Rasa takut ini biasanya berakar dari pengalaman masa lalu atau keyakinan bahwa diri mereka tidak cukup layak dicintai oleh orang lain. Akhirnya, mereka memilih bertahan meski tidak bahagia, karena merasa tidak ada pilihan yang lebih baik atau takut tidak akan menemukan cinta lagi.
2. Ketergantungan emosional dan pola trauma

Orang yang tumbuh dalam lingkungan keluarga yang tidak sehat sering kali tidak memiliki referensi hubungan yang aman dan suportif.
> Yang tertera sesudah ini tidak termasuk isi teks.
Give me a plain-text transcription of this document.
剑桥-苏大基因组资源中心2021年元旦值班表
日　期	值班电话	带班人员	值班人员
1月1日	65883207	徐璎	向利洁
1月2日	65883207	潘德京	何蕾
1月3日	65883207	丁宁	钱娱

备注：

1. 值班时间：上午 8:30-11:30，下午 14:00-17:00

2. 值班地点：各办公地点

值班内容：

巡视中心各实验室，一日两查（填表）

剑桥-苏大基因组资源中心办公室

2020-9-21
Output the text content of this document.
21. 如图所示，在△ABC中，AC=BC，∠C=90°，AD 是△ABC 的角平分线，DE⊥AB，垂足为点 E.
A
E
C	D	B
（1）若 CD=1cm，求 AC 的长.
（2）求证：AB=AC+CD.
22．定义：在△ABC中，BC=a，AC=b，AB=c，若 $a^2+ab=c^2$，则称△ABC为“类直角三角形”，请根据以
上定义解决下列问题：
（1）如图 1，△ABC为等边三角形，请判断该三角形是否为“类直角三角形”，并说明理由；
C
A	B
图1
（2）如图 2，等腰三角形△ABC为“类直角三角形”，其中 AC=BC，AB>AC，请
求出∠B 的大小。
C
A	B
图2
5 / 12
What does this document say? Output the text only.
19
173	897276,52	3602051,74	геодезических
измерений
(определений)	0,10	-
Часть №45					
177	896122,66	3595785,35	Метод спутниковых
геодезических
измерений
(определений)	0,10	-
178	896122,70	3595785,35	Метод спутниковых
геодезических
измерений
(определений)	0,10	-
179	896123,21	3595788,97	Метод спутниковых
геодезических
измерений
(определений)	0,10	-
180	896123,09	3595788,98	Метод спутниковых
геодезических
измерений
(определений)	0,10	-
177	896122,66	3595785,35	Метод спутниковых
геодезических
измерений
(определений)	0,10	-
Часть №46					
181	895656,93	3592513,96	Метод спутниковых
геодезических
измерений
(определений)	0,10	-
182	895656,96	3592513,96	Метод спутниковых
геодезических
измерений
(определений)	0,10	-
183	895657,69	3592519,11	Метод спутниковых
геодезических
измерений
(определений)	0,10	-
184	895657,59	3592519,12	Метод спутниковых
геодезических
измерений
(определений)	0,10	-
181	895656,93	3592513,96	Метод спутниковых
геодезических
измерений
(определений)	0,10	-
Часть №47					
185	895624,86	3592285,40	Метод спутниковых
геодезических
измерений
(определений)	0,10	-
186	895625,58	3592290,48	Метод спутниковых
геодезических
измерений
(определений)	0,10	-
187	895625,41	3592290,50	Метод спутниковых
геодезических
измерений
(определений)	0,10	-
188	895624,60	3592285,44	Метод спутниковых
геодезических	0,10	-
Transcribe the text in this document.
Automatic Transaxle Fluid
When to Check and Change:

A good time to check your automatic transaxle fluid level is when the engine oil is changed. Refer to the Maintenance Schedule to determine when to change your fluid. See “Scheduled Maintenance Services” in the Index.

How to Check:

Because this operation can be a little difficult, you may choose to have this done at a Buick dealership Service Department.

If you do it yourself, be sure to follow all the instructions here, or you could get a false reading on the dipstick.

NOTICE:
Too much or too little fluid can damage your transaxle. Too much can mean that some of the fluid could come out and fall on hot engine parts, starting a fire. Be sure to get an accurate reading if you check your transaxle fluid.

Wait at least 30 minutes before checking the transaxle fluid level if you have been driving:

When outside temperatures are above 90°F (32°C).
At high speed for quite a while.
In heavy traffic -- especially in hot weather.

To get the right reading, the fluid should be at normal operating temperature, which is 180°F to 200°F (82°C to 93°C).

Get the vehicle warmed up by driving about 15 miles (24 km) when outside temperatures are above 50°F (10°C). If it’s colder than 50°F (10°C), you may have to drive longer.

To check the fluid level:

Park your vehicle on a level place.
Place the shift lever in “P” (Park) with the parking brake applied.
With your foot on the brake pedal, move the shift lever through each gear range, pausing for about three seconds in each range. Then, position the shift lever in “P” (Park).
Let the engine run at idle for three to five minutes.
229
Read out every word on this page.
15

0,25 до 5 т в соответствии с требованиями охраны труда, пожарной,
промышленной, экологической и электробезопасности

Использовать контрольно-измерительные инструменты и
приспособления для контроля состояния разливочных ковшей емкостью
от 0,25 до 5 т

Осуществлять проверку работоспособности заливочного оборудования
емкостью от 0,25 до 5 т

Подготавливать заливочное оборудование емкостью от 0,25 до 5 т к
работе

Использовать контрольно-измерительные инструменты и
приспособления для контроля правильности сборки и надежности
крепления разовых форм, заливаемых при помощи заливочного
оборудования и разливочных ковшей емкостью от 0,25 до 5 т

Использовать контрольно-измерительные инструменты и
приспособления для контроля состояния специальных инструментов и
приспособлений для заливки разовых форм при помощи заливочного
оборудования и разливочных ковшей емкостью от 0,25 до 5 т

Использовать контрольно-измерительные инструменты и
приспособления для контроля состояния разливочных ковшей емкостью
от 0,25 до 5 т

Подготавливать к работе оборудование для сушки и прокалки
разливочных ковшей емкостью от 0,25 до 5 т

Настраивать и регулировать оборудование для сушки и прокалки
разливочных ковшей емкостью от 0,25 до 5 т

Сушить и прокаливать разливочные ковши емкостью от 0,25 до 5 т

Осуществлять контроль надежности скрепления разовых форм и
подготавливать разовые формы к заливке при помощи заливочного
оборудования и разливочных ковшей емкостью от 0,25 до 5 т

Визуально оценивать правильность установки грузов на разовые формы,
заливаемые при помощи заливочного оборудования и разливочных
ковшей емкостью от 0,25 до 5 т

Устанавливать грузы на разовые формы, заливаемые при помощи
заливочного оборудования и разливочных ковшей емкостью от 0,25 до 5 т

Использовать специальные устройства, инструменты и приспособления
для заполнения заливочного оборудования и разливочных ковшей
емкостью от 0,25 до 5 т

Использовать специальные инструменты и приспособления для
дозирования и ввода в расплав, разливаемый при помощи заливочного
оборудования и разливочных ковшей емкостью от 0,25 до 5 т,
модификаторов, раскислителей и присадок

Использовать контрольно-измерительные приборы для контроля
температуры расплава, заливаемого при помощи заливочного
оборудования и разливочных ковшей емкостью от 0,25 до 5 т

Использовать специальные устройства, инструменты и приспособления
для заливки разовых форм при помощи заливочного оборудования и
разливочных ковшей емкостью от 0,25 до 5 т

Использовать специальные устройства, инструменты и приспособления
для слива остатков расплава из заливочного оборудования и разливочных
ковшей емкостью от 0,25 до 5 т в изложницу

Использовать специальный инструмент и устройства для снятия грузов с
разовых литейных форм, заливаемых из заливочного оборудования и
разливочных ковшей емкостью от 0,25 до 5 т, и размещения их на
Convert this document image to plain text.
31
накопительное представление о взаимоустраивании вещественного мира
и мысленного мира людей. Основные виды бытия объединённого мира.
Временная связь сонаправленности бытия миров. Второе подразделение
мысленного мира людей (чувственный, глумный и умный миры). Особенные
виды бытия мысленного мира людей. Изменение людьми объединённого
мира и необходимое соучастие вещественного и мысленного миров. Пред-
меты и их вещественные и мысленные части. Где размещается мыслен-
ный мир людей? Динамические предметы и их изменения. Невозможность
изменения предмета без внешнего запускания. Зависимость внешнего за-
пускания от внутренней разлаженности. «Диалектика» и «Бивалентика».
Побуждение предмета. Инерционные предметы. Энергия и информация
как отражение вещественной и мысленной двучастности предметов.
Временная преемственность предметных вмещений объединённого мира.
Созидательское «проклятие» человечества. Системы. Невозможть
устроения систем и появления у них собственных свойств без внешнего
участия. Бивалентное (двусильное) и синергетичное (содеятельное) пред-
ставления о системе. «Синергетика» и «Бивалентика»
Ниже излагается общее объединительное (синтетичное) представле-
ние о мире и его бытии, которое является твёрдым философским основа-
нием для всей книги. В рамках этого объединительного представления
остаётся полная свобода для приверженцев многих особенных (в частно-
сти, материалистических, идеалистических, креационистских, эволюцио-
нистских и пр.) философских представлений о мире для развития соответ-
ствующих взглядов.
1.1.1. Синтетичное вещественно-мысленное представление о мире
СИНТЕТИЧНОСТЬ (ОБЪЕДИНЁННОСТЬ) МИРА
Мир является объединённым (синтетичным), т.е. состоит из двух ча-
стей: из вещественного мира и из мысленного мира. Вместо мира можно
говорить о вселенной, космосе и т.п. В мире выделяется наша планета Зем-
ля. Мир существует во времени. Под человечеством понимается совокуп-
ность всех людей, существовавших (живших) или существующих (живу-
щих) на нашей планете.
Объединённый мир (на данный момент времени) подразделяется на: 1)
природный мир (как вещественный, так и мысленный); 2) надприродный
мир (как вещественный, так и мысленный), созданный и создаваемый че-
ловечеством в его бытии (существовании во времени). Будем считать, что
Mereka mungkin terbiasa dengan dinamika yang penuh konflik, manipulasi, atau pengabaian, dan tanpa disadari menganggap pola itu sebagai “normal”.
Ketika pola relasi seperti ini terbawa ke dalam hubungan dewasa, mereka bisa menjadi sangat tergantung secara emosional pada pasangan yang menyakitkan. Meski menyadari bahwa hubungan itu tidak sehat, mereka merasa sulit pergi karena ada bagian dari diri mereka yang “terikat” secara traumatis pada dinamika yang menyakitkan tersebut.
3. Meyakini bahwa pasangan akan berubah

Harapan bisa menjadi hal yang sangat kuat, bahkan ketika tidak realistis. Banyak orang bertahan karena percaya bahwa pasangannya akan berubah, bahwa luka yang terjadi hanya sementara, atau bahwa cinta mereka cukup kuat untuk menyembuhkan semuanya.
Masalahnya, perubahan tidak bisa dipaksakan atau dijanjikan. Jika seseorang terus-menerus tersakiti, namun tetap menaruh harapan pada perubahan tanpa ada tanda konkret, maka harapan itu bisa berubah menjadi jebakan. Ini menciptakan siklus harapan-pengkhianatan-penyesalan yang terus berulang dan membuat seseorang sulit melepaskan diri.
4. Harga diri yang terlanjur terkikis

Hubungan yang menyakitkan sering kali mengikis harga diri seseorang secara perlahan. Kata-kata merendahkan, gaslighting, atau pengabaian emosional membuat seseorang mulai percaya bahwa dirinya memang tidak pantas dicintai atau dihargai. Mereka merasa beruntung masih “dipertahankan”, meski hanya sebagai pelampiasan.
Ketika harga diri sudah rusak, seseorang bisa kehilangan kemampuan untuk melihat dirinya secara objektif. Ia mungkin merasa bahwa tidak ada orang lain yang akan mencintainya, atau bahwa semua hubungan akan sama menyakitkannya. Pemikiran ini membuat mereka bertahan bukan karena cinta, tapi karena kehilangan rasa percaya diri untuk keluar.
5. Takut penilaian sosial dan tekanan lingkungan

Di banyak budaya, hubungan terutama pernikahan, dianggap sebagai sesuatu yang harus dipertahankan, apapun kondisinya. Orang yang ingin keluar dari hubungan sering kali mendapat tekanan dari keluarga, lingkungan sosial, atau bahkan komunitas keagamaan agar “sabar”, “mempertahankan”, atau “jangan egois”.
Tekanan ini membuat seseorang merasa bersalah jika memilih dirinya sendiri. Mereka lebih takut dicap gagal atau durhaka daripada menghadapi kenyataan bahwa dirinya sedang terluka. Ini menciptakan jebakan emosional yang sulit dilepaskan, karena keputusannya tidak lagi soal perasaan pribadi, melainkan tentang pandangan banyak orang.
Bertahan dalam hubungan yang menyakitkan bukanlah tanda kelemahan, melainkan refleksi dari kompleksitas emosi manusia dan luka batin yang belum selesai. Untuk bisa keluar dari siklus tersebut, seseorang perlu lebih dulu menyadari nilai dirinya, berani melihat realita hubungan apa adanya, dan memberi ruang bagi diri sendiri untuk sembuh. Ingatlah, cinta yang sehat tidak pernah melukai secara terus-menerus. Kamu berhak untuk dicintai dengan cara yang tidak menyakitimu.
Demikian 5 alasan umum mengapa seseorang enggan keluar dari relasi yang merugikan, meskipun tahu bahwa itu menyakitkan.